Georg Friedrich Kuenstel was a court organist and also widely known, it appears, as a wheeler-dealer, flogging music which he’d had copied at court expense, and pocketing the money. The notes don’t go into detail as to how posterity knows this, though it is an interesting detail. Was will mich die Suende schrecken is a most impressive work, requiring the accompanying solo violin’s dextrous virtuosity in the opening Sonata. The concertante-like division between voice, violin and continuo demonstrates a practical and assured musical mind at work. Fortunately Jonas sings splendidly and violinist Anne Schumann likewise. The other violinist in the original instrument Chursächsische Capelle Leipzig is Dorothea Vogel, and she proves expert in Pachelbel’s Mein Fleisch ist die rechte Speise with its plangent scordatura and sensitively performed answering vocal phraseology. It’s good to have an opportunity to hear organist/music director Johann Topf’s Gott, du bist mein Gott which is another attractive, melodic and well structured cantata.
Finally there are three Telemann cantatas. Schmecket und sehet is illuminated by a joyful dialogue between soprano and accompanying violin. Ich hoffe darauf, dass du so gnaedig bist employs in part a pre-existing melody – it’s the second movement chorale, but it’s pleasurable to hear the calcedon, as elsewhere we hear the theorbo.

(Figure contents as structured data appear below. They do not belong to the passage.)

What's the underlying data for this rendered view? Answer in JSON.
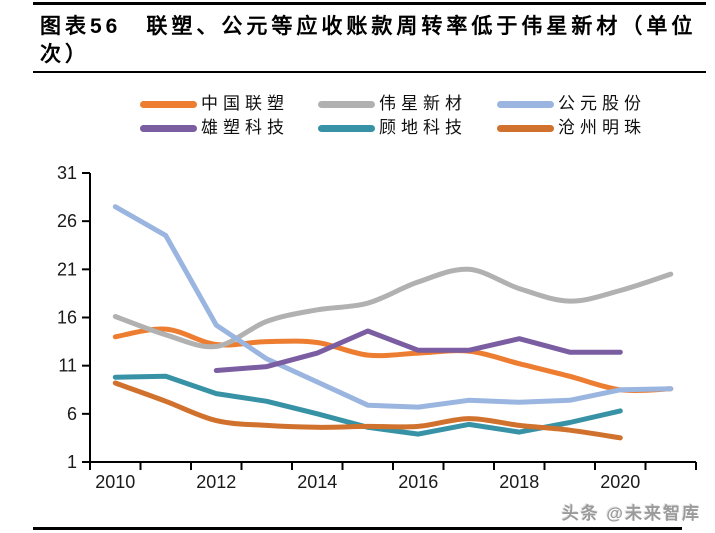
{
  "document": {
    "title_line1": "图表56　联塑、公元等应收账款周转率低于伟星新材（单位",
    "title_line2": "次）",
    "watermark": "头条 @未来智库"
  },
  "legend": {
    "items": [
      {
        "label": "中国联塑",
        "color": "#ED7D31"
      },
      {
        "label": "伟星新材",
        "color": "#B1B1B1"
      },
      {
        "label": "公元股份",
        "color": "#9AB5DF"
      },
      {
        "label": "雄塑科技",
        "color": "#7B5DA2"
      },
      {
        "label": "顾地科技",
        "color": "#3792A6"
      },
      {
        "label": "沧州明珠",
        "color": "#D0722D"
      }
    ]
  },
  "chart_data": {
    "type": "line",
    "title": "联塑、公元等应收账款周转率低于伟星新材",
    "unit": "次",
    "x_years": [
      2010,
      2011,
      2012,
      2013,
      2014,
      2015,
      2016,
      2017,
      2018,
      2019,
      2020,
      2021
    ],
    "x_tick_labels": [
      "2010",
      "2012",
      "2014",
      "2016",
      "2018",
      "2020"
    ],
    "y_ticks": [
      1,
      6,
      11,
      16,
      21,
      26,
      31
    ],
    "ylim": [
      1,
      31
    ],
    "grid": false,
    "legend_position": "top",
    "axis_color": "#000000",
    "series": [
      {
        "name": "中国联塑",
        "color": "#ED7D31",
        "smooth": true,
        "start_year": 2010,
        "values": [
          14.0,
          14.8,
          13.2,
          13.5,
          13.4,
          12.1,
          12.3,
          12.5,
          11.2,
          9.9,
          8.5,
          8.6
        ]
      },
      {
        "name": "伟星新材",
        "color": "#B1B1B1",
        "smooth": true,
        "start_year": 2010,
        "values": [
          16.1,
          14.2,
          13.0,
          15.6,
          16.8,
          17.5,
          19.7,
          21.0,
          19.0,
          17.7,
          18.8,
          20.5
        ]
      },
      {
        "name": "公元股份",
        "color": "#9AB5DF",
        "smooth": false,
        "start_year": 2010,
        "values": [
          27.5,
          24.5,
          15.2,
          11.7,
          9.3,
          6.9,
          6.7,
          7.4,
          7.2,
          7.4,
          8.5,
          8.6
        ]
      },
      {
        "name": "雄塑科技",
        "color": "#7B5DA2",
        "smooth": false,
        "start_year": 2012,
        "values": [
          10.5,
          10.9,
          12.3,
          14.6,
          12.6,
          12.6,
          13.8,
          12.4,
          12.4
        ]
      },
      {
        "name": "顾地科技",
        "color": "#3792A6",
        "smooth": false,
        "start_year": 2010,
        "values": [
          9.8,
          9.9,
          8.1,
          7.3,
          6.0,
          4.6,
          3.9,
          4.9,
          4.1,
          5.1,
          6.3
        ]
      },
      {
        "name": "沧州明珠",
        "color": "#D0722D",
        "smooth": true,
        "start_year": 2010,
        "values": [
          9.2,
          7.3,
          5.3,
          4.8,
          4.6,
          4.7,
          4.7,
          5.5,
          4.8,
          4.3,
          3.5
        ]
      }
    ]
  }
}
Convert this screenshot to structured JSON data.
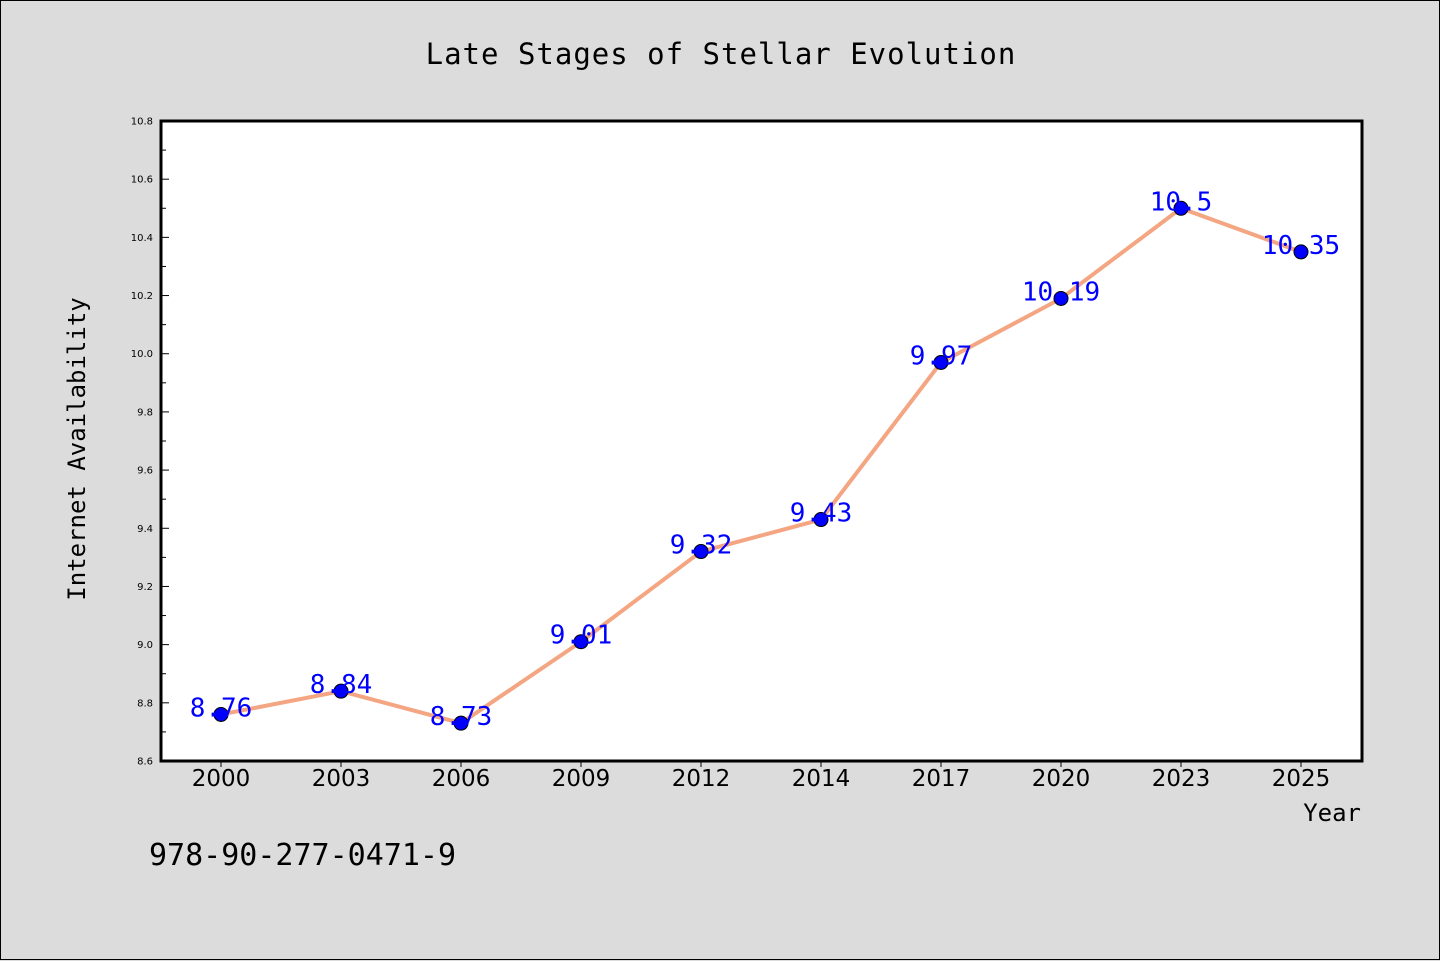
{
  "chart_data": {
    "type": "line",
    "title": "Late Stages of Stellar Evolution",
    "xlabel": "Year",
    "ylabel": "Internet Availability",
    "categories": [
      "2000",
      "2003",
      "2006",
      "2009",
      "2012",
      "2014",
      "2017",
      "2020",
      "2023",
      "2025"
    ],
    "series": [
      {
        "values": [
          8.76,
          8.84,
          8.73,
          9.01,
          9.32,
          9.43,
          9.97,
          10.19,
          10.5,
          10.35
        ],
        "data_labels": [
          "8.76",
          "8.84",
          "8.73",
          "9.01",
          "9.32",
          "9.43",
          "9.97",
          "10.19",
          "10.5",
          "10.35"
        ],
        "line_color": "#f4a582",
        "marker_color": "#0000ff",
        "label_color": "#0000ff"
      }
    ],
    "ylim": [
      8.6,
      10.8
    ],
    "yticks": [
      "8.6",
      "8.8",
      "9.0",
      "9.2",
      "9.4",
      "9.6",
      "9.8",
      "10.0",
      "10.2",
      "10.4",
      "10.6",
      "10.8"
    ],
    "grid": false,
    "legend": "none",
    "background_color": "#dcdcdc",
    "plot_background_color": "#ffffff"
  },
  "footnote": "978-90-277-0471-9"
}
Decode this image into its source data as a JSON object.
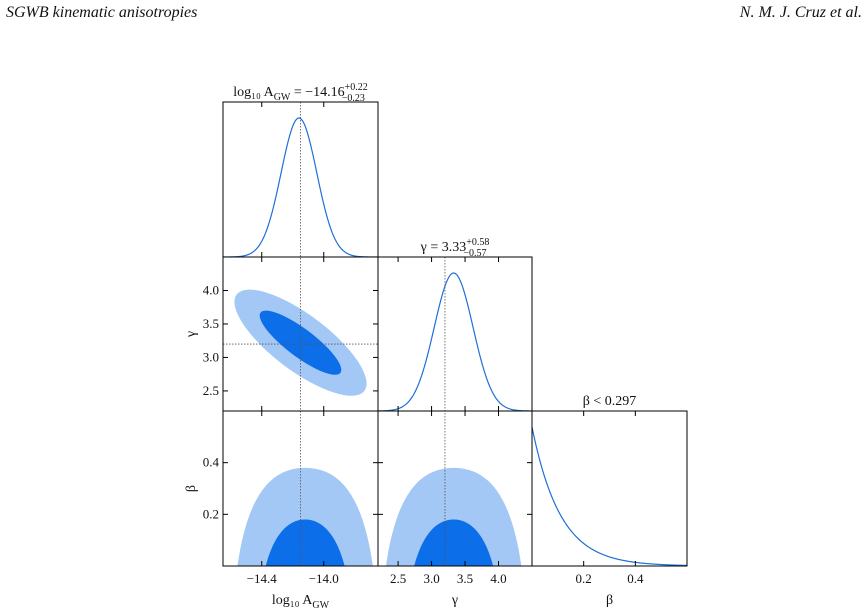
{
  "header": {
    "left": "SGWB kinematic anisotropies",
    "right": "N. M. J. Cruz et al."
  },
  "colors": {
    "line": "#1f6fd6",
    "contour_outer": "#a3c8f5",
    "contour_inner": "#0c6ee8",
    "reference_line": "#555555"
  },
  "chart_data": {
    "type": "corner",
    "parameters": [
      {
        "symbol": "log10 A_GW",
        "axis_label": "log₁₀ A",
        "axis_label_sub": "GW",
        "range": [
          -14.65,
          -13.65
        ],
        "ticks": [
          -14.4,
          -14.0
        ],
        "tick_labels": [
          "−14.4",
          "−14.0"
        ],
        "truth": -14.15
      },
      {
        "symbol": "gamma",
        "axis_label": "γ",
        "axis_label_sub": "",
        "range": [
          2.2,
          4.5
        ],
        "ticks": [
          2.5,
          3.0,
          3.5,
          4.0
        ],
        "tick_labels": [
          "2.5",
          "3.0",
          "3.5",
          "4.0"
        ],
        "truth": 3.2
      },
      {
        "symbol": "beta",
        "axis_label": "β",
        "axis_label_sub": "",
        "range": [
          0.0,
          0.6
        ],
        "ticks": [
          0.2,
          0.4
        ],
        "tick_labels": [
          "0.2",
          "0.4"
        ],
        "truth": null
      }
    ],
    "marginal_titles": [
      {
        "prefix": "log₁₀ A",
        "sub": "GW",
        "eq": " = −14.16",
        "sup_err": "+0.22",
        "sub_err": "−0.23"
      },
      {
        "prefix": "γ",
        "sub": "",
        "eq": " = 3.33",
        "sup_err": "+0.58",
        "sub_err": "−0.57"
      },
      {
        "prefix": "β",
        "sub": "",
        "eq": " < 0.297",
        "sup_err": "",
        "sub_err": ""
      }
    ],
    "marginals": [
      {
        "type": "gaussian",
        "mean": -14.16,
        "sigma": 0.115
      },
      {
        "type": "gaussian",
        "mean": 3.33,
        "sigma": 0.29
      },
      {
        "type": "decay",
        "peak_at": 0.0,
        "scale": 0.11
      }
    ],
    "contours": [
      {
        "x": "log10 A_GW",
        "y": "gamma",
        "shape": "ellipse",
        "center": [
          -14.15,
          3.22
        ],
        "orientation": "negative correlation"
      },
      {
        "x": "log10 A_GW",
        "y": "beta",
        "shape": "one-sided",
        "center_x": -14.12,
        "beta_68": 0.18,
        "beta_95": 0.38
      },
      {
        "x": "gamma",
        "y": "beta",
        "shape": "one-sided",
        "center_x": 3.33,
        "beta_68": 0.18,
        "beta_95": 0.38
      }
    ],
    "y_axes": {
      "gamma": {
        "range": [
          2.2,
          4.5
        ],
        "ticks": [
          2.5,
          3.0,
          3.5,
          4.0
        ],
        "tick_labels": [
          "2.5",
          "3.0",
          "3.5",
          "4.0"
        ]
      },
      "beta": {
        "range": [
          0.0,
          0.6
        ],
        "ticks": [
          0.2,
          0.4
        ],
        "tick_labels": [
          "0.2",
          "0.4"
        ]
      }
    }
  }
}
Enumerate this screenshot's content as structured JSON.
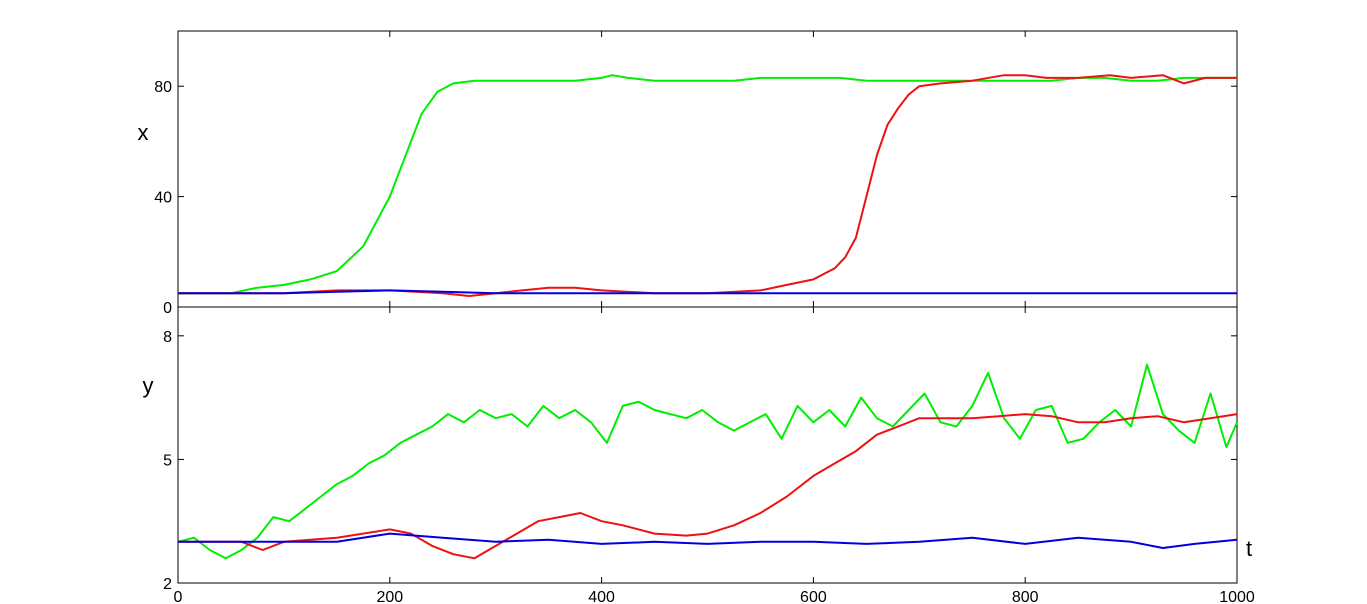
{
  "chart_data": [
    {
      "type": "line",
      "title": "",
      "xlabel": "",
      "ylabel": "x",
      "xlim": [
        0,
        1000
      ],
      "ylim": [
        0,
        100
      ],
      "yticks": [
        0,
        40,
        80
      ],
      "xticks": [
        200,
        400,
        600,
        800
      ],
      "xtick_labels_shown": false,
      "grid": false,
      "legend": "none",
      "series": [
        {
          "color": "#00ee00",
          "x": [
            0,
            25,
            50,
            75,
            100,
            125,
            150,
            175,
            200,
            215,
            230,
            245,
            260,
            280,
            300,
            325,
            350,
            375,
            400,
            410,
            425,
            450,
            475,
            500,
            525,
            550,
            575,
            600,
            625,
            650,
            675,
            700,
            725,
            750,
            775,
            800,
            825,
            850,
            875,
            900,
            925,
            950,
            975,
            1000
          ],
          "y": [
            5,
            5,
            5,
            7,
            8,
            10,
            13,
            22,
            40,
            55,
            70,
            78,
            81,
            82,
            82,
            82,
            82,
            82,
            83,
            84,
            83,
            82,
            82,
            82,
            82,
            83,
            83,
            83,
            83,
            82,
            82,
            82,
            82,
            82,
            82,
            82,
            82,
            83,
            83,
            82,
            82,
            83,
            83,
            83
          ]
        },
        {
          "color": "#ee1111",
          "x": [
            0,
            25,
            50,
            75,
            100,
            150,
            200,
            250,
            275,
            300,
            325,
            350,
            375,
            400,
            450,
            500,
            550,
            575,
            600,
            620,
            630,
            640,
            650,
            660,
            670,
            680,
            690,
            700,
            720,
            750,
            780,
            800,
            820,
            850,
            880,
            900,
            930,
            950,
            970,
            1000
          ],
          "y": [
            5,
            5,
            5,
            5,
            5,
            6,
            6,
            5,
            4,
            5,
            6,
            7,
            7,
            6,
            5,
            5,
            6,
            8,
            10,
            14,
            18,
            25,
            40,
            55,
            66,
            72,
            77,
            80,
            81,
            82,
            84,
            84,
            83,
            83,
            84,
            83,
            84,
            81,
            83,
            83
          ]
        },
        {
          "color": "#0000dd",
          "x": [
            0,
            50,
            100,
            150,
            200,
            250,
            300,
            350,
            400,
            450,
            500,
            550,
            600,
            650,
            700,
            750,
            800,
            850,
            900,
            950,
            1000
          ],
          "y": [
            5,
            5,
            5,
            5.5,
            6,
            5.5,
            5,
            5,
            5,
            5,
            5,
            5,
            5,
            5,
            5,
            5,
            5,
            5,
            5,
            5,
            5
          ]
        }
      ]
    },
    {
      "type": "line",
      "title": "",
      "xlabel": "t",
      "ylabel": "y",
      "xlim": [
        0,
        1000
      ],
      "ylim": [
        2,
        8.7
      ],
      "yticks": [
        2,
        5,
        8
      ],
      "xticks": [
        0,
        200,
        400,
        600,
        800,
        1000
      ],
      "grid": false,
      "legend": "none",
      "series": [
        {
          "color": "#00ee00",
          "x": [
            0,
            15,
            30,
            45,
            60,
            75,
            90,
            105,
            120,
            135,
            150,
            165,
            180,
            195,
            210,
            225,
            240,
            255,
            270,
            285,
            300,
            315,
            330,
            345,
            360,
            375,
            390,
            405,
            420,
            435,
            450,
            465,
            480,
            495,
            510,
            525,
            540,
            555,
            570,
            585,
            600,
            615,
            630,
            645,
            660,
            675,
            690,
            705,
            720,
            735,
            750,
            765,
            780,
            795,
            810,
            825,
            840,
            855,
            870,
            885,
            900,
            915,
            930,
            945,
            960,
            975,
            990,
            1000
          ],
          "y": [
            3.0,
            3.1,
            2.8,
            2.6,
            2.8,
            3.1,
            3.6,
            3.5,
            3.8,
            4.1,
            4.4,
            4.6,
            4.9,
            5.1,
            5.4,
            5.6,
            5.8,
            6.1,
            5.9,
            6.2,
            6.0,
            6.1,
            5.8,
            6.3,
            6.0,
            6.2,
            5.9,
            5.4,
            6.3,
            6.4,
            6.2,
            6.1,
            6.0,
            6.2,
            5.9,
            5.7,
            5.9,
            6.1,
            5.5,
            6.3,
            5.9,
            6.2,
            5.8,
            6.5,
            6.0,
            5.8,
            6.2,
            6.6,
            5.9,
            5.8,
            6.3,
            7.1,
            6.0,
            5.5,
            6.2,
            6.3,
            5.4,
            5.5,
            5.9,
            6.2,
            5.8,
            7.3,
            6.1,
            5.7,
            5.4,
            6.6,
            5.3,
            5.9
          ]
        },
        {
          "color": "#ee1111",
          "x": [
            0,
            30,
            60,
            80,
            100,
            150,
            200,
            220,
            240,
            260,
            280,
            300,
            320,
            340,
            360,
            380,
            400,
            420,
            450,
            480,
            500,
            525,
            550,
            575,
            600,
            620,
            640,
            660,
            680,
            700,
            725,
            750,
            775,
            800,
            825,
            850,
            875,
            900,
            925,
            950,
            975,
            1000
          ],
          "y": [
            3.0,
            3.0,
            3.0,
            2.8,
            3.0,
            3.1,
            3.3,
            3.2,
            2.9,
            2.7,
            2.6,
            2.9,
            3.2,
            3.5,
            3.6,
            3.7,
            3.5,
            3.4,
            3.2,
            3.15,
            3.2,
            3.4,
            3.7,
            4.1,
            4.6,
            4.9,
            5.2,
            5.6,
            5.8,
            6.0,
            6.0,
            6.0,
            6.05,
            6.1,
            6.05,
            5.9,
            5.9,
            6.0,
            6.05,
            5.9,
            6.0,
            6.1
          ]
        },
        {
          "color": "#0000dd",
          "x": [
            0,
            50,
            100,
            150,
            200,
            250,
            300,
            350,
            400,
            450,
            500,
            550,
            600,
            650,
            700,
            750,
            800,
            850,
            900,
            930,
            960,
            1000
          ],
          "y": [
            3.0,
            3.0,
            3.0,
            3.0,
            3.2,
            3.1,
            3.0,
            3.05,
            2.95,
            3.0,
            2.95,
            3.0,
            3.0,
            2.95,
            3.0,
            3.1,
            2.95,
            3.1,
            3.0,
            2.85,
            2.95,
            3.05
          ]
        }
      ]
    }
  ]
}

The performances throughout are polished and effective. There are good notes, texts and translations. The music combines relatively little known composers with such as Telemann and Pachelbel, which is a representative reflection of the music performed at the time in these particular Saxon villages. Just one final question: why has this disc been on the back burner since 2003?
Jonathan Woolf
Polished and effective performances.